Nous avons décrit, dans la section précédente, différents mécanismes de réparation qui se déroulent dans les organelles de plantes. Néanmoins, les acteurs qui participent à cette réparation, qui sont d’ailleurs important de connaître dans le cadre de cette thèse, n’ont pas encore été évoqués. Cette section portera donc sur les gènes impliqués dans la réparation de l’ADN du plastide ayant été identifiés chez la plante modèle Arabidopsis thaliana.

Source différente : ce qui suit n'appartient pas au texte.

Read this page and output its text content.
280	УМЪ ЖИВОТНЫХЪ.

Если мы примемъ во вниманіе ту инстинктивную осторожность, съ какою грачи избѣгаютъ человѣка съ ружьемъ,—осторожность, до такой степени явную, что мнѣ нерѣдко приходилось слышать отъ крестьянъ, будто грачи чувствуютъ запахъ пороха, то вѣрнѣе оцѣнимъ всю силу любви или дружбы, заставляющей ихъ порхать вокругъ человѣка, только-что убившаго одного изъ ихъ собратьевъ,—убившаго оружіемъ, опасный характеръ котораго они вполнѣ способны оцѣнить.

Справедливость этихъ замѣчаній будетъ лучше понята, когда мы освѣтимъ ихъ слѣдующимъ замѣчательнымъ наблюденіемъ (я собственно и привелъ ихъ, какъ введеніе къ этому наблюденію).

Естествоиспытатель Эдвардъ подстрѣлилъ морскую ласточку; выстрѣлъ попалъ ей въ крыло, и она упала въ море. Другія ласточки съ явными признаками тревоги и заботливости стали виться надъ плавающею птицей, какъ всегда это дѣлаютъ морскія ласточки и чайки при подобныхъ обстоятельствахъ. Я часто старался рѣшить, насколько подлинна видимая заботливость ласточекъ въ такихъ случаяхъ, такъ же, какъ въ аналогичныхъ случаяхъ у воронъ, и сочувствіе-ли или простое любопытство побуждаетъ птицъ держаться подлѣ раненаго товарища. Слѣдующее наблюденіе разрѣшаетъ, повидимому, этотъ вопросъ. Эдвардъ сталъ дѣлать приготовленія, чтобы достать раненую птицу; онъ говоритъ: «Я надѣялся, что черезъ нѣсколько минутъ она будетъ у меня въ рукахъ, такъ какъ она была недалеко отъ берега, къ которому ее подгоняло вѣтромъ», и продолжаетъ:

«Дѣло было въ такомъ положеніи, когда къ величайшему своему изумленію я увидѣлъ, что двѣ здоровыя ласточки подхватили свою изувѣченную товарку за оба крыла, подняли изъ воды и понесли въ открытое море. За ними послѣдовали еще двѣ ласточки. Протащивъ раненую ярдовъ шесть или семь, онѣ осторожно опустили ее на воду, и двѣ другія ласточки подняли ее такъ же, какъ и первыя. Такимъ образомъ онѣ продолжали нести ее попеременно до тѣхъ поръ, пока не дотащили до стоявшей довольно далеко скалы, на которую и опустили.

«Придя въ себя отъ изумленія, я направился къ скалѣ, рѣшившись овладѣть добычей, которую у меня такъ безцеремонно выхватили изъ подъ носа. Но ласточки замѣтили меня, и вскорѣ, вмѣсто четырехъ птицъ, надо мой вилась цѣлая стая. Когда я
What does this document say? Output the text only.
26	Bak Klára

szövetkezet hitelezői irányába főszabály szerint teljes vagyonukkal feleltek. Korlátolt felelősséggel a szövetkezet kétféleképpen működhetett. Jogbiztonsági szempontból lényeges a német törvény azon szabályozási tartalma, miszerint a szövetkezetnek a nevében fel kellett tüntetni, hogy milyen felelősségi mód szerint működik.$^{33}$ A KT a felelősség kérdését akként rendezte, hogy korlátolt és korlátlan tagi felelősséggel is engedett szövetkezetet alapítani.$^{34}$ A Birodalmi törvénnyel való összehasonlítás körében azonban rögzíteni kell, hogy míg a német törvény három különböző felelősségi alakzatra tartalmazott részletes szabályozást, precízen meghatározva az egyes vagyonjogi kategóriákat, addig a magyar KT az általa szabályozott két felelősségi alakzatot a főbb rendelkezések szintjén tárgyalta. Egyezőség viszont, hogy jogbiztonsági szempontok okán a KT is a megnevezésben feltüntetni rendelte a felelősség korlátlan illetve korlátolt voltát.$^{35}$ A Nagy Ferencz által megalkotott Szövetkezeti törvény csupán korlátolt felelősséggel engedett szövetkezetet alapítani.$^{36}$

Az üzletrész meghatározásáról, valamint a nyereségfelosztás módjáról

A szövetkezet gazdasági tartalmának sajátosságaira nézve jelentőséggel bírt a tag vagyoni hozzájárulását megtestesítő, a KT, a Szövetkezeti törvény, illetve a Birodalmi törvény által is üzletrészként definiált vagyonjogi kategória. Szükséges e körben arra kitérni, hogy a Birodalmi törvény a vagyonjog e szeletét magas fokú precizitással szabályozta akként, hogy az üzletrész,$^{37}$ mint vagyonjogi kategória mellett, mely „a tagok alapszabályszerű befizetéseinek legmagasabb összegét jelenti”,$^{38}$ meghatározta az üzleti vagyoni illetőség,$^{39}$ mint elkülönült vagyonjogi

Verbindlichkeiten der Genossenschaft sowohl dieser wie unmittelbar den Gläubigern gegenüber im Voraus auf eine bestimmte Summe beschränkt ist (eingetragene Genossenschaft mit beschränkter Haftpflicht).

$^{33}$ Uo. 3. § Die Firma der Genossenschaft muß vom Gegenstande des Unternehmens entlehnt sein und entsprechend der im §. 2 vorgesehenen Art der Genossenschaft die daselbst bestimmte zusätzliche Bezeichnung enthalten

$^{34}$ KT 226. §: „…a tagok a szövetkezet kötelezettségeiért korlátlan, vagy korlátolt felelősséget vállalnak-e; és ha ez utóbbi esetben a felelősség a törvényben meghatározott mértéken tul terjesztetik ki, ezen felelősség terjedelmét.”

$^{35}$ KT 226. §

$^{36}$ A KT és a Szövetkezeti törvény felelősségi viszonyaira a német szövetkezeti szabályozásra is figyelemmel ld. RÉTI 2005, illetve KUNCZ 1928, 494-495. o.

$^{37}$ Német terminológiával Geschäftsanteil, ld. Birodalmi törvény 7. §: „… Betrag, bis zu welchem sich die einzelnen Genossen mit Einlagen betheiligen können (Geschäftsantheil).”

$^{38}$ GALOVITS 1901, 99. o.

1.3.1 Arabidopsis thaliana, le modèle pour la génétique chez

les plantes

De nombreux organismes modèles sont utilisés en biologie végétale, possédant tous des avantages qui leurs sont propres. Pour les études génétiques, Arabidopsis thaliana a su s’établir comme la référence incontestée. Cette plante possède de nombreux avantages pour les criblages à haut débit, tels une petite taille, un cycle de croissance court et une descendance abondante. De plus, son génome a été complètement séquencé en 2000, facilitant ainsi grandement les études génétiques (153). Finalement, la disponibilité de collections de mutants générées par mutagenèse aléatoire ou par insertion d’un T- DNA permet d’obtenir des mutants pour un gène d’intérêt très rapidement.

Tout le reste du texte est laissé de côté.